Netflix measured engagement and retention again in the rollout as a gut-check. Sure enough, the results of the second test concurred with the first: users watched more movies and TV shows with the new interface.

Then the comment backlash started. However, as far as Netflix is concerned, the metrics tell the absolute truth. The vocal minority made up a small fraction of the user base and they voiced an opinion that went against all the data Netflix had about the experience.

“We were looking at the metrics and people were watching more, they liked it better, and they were more engaged in the service,” Gumm said. “[Both the tests] proved it.”

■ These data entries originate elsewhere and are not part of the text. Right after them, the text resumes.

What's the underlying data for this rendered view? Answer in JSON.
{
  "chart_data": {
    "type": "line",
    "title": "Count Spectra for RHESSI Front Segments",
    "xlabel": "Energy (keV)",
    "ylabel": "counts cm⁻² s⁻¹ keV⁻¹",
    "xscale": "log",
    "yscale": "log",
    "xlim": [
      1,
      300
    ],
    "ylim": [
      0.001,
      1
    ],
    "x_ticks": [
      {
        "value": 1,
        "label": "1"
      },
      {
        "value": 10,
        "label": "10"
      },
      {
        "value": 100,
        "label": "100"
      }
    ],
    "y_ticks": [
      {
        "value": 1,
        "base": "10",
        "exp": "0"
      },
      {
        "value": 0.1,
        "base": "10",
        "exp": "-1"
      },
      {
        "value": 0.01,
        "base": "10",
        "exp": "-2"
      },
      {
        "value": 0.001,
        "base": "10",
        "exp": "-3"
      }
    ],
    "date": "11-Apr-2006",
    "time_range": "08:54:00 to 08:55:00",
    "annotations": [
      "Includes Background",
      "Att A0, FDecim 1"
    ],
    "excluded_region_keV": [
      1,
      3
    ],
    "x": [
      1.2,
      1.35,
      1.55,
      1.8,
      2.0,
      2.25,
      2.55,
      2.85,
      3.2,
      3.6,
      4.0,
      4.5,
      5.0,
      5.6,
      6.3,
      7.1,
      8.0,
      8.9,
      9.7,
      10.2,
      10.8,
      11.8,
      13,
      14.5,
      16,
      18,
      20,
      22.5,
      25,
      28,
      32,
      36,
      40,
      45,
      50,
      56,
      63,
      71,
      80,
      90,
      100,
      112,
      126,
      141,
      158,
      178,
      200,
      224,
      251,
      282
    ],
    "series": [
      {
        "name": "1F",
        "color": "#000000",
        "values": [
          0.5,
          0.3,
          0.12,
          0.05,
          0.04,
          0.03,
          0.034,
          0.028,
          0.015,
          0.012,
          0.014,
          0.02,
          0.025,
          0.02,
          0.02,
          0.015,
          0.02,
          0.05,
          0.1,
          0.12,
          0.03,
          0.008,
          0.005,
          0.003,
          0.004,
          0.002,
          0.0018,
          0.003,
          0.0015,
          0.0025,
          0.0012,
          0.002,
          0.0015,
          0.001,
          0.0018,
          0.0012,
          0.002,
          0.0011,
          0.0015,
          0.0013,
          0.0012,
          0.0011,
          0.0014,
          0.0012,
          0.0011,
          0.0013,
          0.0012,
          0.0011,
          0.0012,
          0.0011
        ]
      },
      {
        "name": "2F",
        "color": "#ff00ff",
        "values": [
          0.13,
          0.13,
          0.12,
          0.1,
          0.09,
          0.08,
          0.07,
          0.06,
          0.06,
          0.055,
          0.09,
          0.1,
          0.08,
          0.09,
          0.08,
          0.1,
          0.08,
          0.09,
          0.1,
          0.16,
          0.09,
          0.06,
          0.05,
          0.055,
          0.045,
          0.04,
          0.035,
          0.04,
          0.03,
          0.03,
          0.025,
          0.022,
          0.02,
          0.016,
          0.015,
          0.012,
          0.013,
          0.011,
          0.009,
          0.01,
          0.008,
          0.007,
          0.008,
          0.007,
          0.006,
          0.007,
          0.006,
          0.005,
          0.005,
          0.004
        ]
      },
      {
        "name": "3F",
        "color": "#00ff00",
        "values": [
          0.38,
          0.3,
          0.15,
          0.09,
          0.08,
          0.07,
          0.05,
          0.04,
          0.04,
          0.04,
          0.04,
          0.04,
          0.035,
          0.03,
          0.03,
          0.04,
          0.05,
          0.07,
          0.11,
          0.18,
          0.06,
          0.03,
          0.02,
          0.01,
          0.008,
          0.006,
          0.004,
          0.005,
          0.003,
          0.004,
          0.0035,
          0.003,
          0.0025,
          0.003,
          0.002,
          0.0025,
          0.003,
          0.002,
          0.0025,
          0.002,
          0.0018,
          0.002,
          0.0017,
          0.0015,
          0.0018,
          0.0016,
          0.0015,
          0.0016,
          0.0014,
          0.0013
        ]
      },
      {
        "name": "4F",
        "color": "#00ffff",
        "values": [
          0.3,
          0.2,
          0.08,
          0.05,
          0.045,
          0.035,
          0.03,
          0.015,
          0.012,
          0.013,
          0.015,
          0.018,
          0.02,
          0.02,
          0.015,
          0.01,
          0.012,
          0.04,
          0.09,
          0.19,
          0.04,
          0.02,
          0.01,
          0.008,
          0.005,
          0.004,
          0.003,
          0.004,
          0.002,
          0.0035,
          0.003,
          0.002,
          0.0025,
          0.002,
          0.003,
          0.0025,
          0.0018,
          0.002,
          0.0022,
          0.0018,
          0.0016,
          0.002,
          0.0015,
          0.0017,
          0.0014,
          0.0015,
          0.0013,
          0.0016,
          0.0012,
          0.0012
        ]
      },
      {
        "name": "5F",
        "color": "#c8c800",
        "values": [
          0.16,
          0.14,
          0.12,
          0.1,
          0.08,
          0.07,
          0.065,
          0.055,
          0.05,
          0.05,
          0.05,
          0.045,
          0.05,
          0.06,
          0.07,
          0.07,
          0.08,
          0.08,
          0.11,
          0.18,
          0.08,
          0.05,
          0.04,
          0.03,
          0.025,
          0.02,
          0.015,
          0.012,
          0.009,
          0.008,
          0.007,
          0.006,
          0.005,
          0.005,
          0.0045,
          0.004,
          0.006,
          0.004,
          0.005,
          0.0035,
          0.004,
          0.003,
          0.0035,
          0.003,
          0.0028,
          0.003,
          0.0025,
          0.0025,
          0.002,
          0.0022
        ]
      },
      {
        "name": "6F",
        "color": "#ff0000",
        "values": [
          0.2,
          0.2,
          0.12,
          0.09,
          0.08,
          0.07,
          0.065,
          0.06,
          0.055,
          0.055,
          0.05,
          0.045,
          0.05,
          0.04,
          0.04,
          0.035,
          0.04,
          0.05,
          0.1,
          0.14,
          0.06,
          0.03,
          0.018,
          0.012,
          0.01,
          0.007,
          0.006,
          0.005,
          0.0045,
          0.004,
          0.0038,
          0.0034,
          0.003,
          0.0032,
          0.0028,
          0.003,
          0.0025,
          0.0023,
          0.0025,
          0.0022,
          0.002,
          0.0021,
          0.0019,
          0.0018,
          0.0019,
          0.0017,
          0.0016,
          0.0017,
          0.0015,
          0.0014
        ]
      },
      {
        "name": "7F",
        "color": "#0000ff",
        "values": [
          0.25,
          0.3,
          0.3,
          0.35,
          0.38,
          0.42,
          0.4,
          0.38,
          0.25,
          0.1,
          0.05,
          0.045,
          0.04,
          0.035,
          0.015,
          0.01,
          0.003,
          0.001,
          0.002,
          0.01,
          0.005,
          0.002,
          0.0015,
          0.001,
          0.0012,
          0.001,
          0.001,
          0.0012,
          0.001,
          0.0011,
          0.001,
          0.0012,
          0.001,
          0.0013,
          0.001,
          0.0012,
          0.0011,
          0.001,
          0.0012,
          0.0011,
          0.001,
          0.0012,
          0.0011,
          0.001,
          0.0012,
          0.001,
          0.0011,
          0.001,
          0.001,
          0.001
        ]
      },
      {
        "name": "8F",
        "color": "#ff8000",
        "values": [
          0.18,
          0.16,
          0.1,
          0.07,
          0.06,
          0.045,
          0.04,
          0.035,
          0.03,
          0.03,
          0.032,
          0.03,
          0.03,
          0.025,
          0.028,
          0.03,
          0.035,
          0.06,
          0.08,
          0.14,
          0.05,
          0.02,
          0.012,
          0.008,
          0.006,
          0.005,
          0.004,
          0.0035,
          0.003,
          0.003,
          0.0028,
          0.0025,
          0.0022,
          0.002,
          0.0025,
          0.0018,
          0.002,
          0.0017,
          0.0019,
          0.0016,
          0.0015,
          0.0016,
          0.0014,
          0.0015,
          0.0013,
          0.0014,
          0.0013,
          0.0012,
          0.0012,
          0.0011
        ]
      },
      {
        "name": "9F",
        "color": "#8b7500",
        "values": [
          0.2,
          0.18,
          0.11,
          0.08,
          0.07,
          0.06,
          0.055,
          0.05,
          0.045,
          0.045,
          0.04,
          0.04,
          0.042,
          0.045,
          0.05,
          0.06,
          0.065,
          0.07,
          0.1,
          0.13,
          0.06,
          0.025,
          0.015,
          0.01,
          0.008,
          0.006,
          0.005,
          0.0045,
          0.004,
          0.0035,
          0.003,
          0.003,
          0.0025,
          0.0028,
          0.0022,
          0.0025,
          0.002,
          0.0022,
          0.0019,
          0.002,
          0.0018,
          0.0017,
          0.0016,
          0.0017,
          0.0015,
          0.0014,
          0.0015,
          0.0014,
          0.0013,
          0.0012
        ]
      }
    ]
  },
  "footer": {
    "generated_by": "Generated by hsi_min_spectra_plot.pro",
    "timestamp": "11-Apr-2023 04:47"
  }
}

Gumm also made the following very important point: “What people say and what they do are rarely the same. We’re not going to tailor the product experience, just like we’re not going to have 80 million different engineering paths, just to please half a percent of the people. It’s just not worth the support required.”

Despite the few loud, unhappy customers that may emerge, Gumm said that the most critical thing to remember is the data: “I think it’s really important in an A/B testing organization, or any data-driven organization, to just hold true to the philosophy that the data is what matters.”